Début 1960, Mgr Korec tombe dans les mailles de la STB. Le 21 mai 1960, il est condamné à Bratislava, pour motif de « subversion » et exercice illégal du ministère, à 12 ans de prison - pour avoir aidé des séminaristes dans leurs études, les avoir ordonné et être resté fidèle au Saint-Père. En juillet de la même année, il se retrouve à Valdice, en Bohême du Nord, avec environ 200 prêtres et 6 évêques. Ce qui ne signifie pas pour lui la fin de l'Eglise clandestine. En février 1968, il est libéré, grâce à des interventions de l'étranger. Le Printemps de Prague s'annonce … et à cette époque, tout se met à revivre. On autorise tous les évêques survivants à retourner dans leurs diocèses, mais les relations avec l'Eglise restent mauvaises. En mai 1968, les laïcs, les prêtres et les évêques se réunissent à Velehrad en Moravie. Mgr Korec concélèbre la messe avec 13 autres évêques dans la basilique mariale, sa première célébration publique comme évêque, et même comme prêtre ! Août 1968 n'était pas loin. Mgr Korec n'a pas été autorisé à célébrer dans une église paroissiale. Il a dû continuer à travailler comme ouvrier. Enfin, il fut complètement réhabilité et se rendit à Rome à l'occasion du pèlerinage commémoratif des onze cents ans de la mort de Saint Cyrille.
En juillet 1969, il a été reçu en audience par le pape Paul VI, qui lui a remis la croix pectorale et d'autres insignes qui lui appartenaient en tant qu'évêque de Milan, son anneau et sa mitre.
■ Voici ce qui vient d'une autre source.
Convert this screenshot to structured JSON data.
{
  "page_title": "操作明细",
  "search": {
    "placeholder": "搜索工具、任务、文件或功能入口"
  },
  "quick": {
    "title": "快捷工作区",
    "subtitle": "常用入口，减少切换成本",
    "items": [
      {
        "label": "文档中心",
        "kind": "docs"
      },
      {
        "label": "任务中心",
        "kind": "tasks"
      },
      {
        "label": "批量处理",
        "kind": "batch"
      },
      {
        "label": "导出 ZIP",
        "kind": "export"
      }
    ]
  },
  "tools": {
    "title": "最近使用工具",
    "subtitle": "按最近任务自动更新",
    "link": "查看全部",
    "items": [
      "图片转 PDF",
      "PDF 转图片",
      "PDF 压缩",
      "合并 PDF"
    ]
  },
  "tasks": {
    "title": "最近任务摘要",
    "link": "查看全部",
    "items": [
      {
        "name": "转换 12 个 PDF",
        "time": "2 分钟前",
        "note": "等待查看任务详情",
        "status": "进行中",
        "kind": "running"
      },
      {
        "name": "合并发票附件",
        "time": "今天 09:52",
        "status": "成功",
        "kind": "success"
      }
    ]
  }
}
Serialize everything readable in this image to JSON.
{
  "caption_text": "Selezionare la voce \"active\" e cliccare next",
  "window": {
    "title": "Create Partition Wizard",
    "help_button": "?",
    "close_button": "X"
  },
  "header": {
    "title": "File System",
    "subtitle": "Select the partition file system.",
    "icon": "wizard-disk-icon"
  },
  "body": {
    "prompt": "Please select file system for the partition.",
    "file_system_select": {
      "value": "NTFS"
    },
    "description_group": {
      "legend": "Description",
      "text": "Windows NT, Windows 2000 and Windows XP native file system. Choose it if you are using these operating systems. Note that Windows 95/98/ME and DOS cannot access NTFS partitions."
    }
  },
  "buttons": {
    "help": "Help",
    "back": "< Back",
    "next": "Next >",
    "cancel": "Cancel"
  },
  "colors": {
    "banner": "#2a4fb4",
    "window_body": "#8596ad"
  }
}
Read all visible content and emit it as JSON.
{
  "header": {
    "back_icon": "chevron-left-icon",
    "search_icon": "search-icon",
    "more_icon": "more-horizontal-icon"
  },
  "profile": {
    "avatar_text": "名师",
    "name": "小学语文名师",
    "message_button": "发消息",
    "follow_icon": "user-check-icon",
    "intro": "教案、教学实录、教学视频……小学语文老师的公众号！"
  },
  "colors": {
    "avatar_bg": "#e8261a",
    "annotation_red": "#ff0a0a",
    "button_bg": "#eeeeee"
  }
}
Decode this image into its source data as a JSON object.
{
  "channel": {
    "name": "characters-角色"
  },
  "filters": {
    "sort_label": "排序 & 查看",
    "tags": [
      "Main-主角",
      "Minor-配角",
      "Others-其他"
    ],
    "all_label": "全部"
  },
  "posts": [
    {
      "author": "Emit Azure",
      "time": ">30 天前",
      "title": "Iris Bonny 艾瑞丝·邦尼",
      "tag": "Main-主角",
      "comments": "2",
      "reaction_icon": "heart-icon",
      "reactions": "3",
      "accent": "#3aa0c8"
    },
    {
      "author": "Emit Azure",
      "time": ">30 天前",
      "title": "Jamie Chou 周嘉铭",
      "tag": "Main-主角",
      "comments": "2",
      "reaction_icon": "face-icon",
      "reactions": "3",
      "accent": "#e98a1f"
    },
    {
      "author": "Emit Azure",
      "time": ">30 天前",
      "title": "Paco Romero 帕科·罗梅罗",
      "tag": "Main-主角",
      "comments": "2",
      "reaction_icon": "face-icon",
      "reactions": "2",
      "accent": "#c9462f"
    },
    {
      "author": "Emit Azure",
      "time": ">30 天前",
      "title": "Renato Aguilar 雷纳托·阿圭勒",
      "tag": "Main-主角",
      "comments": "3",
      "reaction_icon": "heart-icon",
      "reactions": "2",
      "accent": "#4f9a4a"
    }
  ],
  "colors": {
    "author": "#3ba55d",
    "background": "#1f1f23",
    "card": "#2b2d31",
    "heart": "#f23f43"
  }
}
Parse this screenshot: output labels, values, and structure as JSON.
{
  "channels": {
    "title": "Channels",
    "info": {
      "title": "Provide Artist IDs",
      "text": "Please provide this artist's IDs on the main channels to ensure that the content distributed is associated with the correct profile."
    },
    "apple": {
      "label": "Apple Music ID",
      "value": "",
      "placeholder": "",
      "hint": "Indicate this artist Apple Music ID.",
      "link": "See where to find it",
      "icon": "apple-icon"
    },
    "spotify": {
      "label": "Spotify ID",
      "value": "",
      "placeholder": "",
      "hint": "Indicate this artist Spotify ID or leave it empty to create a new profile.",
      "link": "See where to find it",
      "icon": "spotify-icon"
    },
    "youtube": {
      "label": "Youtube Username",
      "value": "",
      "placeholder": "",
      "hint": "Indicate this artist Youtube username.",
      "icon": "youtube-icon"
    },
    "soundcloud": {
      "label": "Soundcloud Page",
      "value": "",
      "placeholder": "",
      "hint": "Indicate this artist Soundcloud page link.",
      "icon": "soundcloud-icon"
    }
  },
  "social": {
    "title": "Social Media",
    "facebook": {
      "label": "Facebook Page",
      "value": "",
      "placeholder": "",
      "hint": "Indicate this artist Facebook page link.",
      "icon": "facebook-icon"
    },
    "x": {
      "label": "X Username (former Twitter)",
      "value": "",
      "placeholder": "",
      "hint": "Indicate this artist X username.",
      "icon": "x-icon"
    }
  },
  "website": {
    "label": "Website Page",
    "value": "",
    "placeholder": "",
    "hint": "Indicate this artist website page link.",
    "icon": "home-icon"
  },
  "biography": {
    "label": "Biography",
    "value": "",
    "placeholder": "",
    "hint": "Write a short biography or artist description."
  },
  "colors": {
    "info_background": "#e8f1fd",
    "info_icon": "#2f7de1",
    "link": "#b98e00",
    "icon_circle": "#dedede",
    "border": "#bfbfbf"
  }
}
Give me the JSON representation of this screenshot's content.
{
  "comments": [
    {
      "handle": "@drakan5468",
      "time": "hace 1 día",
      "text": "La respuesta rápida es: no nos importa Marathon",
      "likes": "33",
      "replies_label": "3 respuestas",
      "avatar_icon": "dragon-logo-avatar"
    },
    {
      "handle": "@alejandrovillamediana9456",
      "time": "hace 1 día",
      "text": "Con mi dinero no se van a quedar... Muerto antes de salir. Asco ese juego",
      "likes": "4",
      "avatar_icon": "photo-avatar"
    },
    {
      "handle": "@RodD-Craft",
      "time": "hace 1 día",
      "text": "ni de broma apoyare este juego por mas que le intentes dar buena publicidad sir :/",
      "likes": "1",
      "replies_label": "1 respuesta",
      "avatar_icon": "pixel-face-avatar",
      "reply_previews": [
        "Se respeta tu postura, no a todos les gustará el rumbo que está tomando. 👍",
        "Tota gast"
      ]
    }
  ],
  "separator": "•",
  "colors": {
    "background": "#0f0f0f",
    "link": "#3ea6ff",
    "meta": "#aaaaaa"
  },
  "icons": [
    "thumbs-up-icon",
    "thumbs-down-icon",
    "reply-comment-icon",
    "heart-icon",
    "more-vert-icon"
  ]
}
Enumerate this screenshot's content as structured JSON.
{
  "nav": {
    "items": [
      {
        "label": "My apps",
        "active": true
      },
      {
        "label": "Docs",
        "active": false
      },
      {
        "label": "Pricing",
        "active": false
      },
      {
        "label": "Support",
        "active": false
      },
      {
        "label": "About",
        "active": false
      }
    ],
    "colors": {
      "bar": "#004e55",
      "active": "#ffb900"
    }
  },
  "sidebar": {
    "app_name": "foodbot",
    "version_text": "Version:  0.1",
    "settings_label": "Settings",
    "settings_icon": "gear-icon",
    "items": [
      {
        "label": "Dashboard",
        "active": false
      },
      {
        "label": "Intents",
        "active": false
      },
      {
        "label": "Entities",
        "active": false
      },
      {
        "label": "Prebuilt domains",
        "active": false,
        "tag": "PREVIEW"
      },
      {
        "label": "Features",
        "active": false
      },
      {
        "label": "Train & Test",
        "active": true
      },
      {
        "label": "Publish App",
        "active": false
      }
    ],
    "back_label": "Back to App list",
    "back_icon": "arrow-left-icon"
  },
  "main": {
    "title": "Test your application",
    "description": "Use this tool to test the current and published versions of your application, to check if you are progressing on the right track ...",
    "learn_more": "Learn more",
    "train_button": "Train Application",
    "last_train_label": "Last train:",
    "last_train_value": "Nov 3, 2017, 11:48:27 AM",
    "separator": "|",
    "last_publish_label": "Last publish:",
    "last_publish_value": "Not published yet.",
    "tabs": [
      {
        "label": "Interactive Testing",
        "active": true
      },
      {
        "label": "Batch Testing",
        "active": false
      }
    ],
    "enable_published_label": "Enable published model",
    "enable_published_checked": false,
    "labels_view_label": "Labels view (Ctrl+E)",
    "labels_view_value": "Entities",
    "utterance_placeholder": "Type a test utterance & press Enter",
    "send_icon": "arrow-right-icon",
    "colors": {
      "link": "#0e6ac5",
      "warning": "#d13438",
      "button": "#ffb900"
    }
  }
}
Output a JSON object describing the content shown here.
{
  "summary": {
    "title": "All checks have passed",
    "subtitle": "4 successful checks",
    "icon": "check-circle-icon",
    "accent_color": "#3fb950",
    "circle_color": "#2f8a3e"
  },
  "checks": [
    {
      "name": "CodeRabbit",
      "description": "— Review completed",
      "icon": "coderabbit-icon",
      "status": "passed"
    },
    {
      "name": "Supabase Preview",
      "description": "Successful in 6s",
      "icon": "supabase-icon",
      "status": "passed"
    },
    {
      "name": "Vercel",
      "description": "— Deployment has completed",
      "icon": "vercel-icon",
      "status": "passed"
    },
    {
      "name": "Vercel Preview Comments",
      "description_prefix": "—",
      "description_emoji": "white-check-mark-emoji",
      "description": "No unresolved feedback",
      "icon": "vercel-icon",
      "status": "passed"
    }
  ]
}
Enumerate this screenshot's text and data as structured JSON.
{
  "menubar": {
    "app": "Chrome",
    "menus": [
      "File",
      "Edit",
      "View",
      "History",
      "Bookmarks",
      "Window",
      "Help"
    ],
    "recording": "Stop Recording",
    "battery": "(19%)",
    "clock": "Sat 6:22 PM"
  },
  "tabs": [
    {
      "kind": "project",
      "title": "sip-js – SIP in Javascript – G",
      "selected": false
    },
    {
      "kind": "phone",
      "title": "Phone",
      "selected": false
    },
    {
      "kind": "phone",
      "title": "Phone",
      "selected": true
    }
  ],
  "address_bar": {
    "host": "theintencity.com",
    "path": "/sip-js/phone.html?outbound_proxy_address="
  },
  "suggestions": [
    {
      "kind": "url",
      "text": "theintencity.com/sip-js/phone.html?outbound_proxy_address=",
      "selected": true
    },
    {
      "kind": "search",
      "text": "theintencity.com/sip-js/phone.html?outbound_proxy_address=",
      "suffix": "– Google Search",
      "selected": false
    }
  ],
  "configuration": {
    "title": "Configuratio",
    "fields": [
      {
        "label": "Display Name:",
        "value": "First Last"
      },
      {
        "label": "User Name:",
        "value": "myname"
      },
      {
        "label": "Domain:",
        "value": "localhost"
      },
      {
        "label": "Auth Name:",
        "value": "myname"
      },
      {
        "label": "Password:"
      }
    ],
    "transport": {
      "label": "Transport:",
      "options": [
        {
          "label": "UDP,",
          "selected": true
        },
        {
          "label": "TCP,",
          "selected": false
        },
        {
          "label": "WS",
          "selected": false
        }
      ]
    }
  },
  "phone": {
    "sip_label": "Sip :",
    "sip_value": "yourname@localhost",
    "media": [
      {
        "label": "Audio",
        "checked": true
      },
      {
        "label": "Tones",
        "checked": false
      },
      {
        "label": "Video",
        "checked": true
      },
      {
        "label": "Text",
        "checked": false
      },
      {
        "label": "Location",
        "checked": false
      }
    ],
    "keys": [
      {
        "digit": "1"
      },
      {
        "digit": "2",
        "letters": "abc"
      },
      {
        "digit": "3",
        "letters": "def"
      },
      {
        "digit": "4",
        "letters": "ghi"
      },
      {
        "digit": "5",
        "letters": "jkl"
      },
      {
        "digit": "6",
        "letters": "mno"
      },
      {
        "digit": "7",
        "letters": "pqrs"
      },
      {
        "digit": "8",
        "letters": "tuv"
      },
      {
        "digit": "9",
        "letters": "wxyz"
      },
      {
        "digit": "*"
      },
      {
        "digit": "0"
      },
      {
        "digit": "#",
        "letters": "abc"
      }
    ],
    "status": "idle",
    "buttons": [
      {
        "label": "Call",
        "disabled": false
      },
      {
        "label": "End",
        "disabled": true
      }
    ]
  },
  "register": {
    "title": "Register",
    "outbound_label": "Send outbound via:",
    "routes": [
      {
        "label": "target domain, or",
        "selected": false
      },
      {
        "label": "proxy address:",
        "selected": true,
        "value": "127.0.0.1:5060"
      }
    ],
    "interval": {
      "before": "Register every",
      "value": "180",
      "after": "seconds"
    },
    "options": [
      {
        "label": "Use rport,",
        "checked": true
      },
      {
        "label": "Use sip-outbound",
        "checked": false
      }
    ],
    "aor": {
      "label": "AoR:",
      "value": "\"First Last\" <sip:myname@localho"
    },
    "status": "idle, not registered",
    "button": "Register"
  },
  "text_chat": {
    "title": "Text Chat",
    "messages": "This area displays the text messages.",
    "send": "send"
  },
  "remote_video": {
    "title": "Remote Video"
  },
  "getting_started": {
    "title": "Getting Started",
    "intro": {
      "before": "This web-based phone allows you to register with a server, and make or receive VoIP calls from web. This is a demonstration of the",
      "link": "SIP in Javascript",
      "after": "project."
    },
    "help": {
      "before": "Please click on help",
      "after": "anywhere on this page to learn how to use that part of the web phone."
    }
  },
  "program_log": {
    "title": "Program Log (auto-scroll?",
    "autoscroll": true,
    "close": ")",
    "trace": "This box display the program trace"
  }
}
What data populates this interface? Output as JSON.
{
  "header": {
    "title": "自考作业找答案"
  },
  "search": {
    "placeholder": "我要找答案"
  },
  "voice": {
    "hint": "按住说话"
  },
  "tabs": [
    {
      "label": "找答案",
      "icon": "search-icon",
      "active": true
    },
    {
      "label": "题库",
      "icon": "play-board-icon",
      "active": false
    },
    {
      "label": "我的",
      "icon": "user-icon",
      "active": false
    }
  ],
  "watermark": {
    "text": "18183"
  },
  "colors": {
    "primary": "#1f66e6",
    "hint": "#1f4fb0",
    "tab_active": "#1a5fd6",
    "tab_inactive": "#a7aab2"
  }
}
C'était une reconnaissance formidable de l'accord de Paul VI avec l'Eglise de Tchécoslovaquie, au moment où la persécution recommençait…il reprend son ministère clandestin. Interdit de tout ministère, il reprend dès 1970 un travail d'ouvrier comme réparateur d'ascenseurs à Bratislava, et le reste jusqu'à sa retraite en 1984.
La longue période de la persécution a soudain pris fin en novembre 1989. Le 15 février 1990, Mgr Korec est à Rome. Le Pape l'invite ce jour-là à déjeuner. Les deux hommes se connaissent et s'apprécient depuis longtemps. Un peu plus d'un an après, Mgr Korec est élevé à la dignité cardinalice. Voici donc Mgr Korec évêque résident et cardinal de Nitra, son siège épiscopal, est une butte avancée au-dessus du coude d'une large rivière, là, où les grandes plaines d'Europe centrale épousent les premières montagnes des Carpates. On comprend pourquoi le prince Pribina en faisait le siège du premier empire slave de la région au temps de Charlemagne. Et comme les premiers missionnaires francs arrivaient, la ville de Nitra était aussi le berceau du christianisme slave.
Mgr Korec n'est pas seulement une figure exemplaire de la résistance chrétienne à l'oppression athée et totalitaire. Il est aussi l'un des principaux artisans du renouveau spirituel de l'ex-Tchécoslovaquie. Dans ses œuvres il se reflète comme théologien, philosophe, historien, éthique et sociologue. Son activité dans le domaine des écrits religieux clandestins en ont fait un des maîtres à penser de la jeunesse catholique du pays.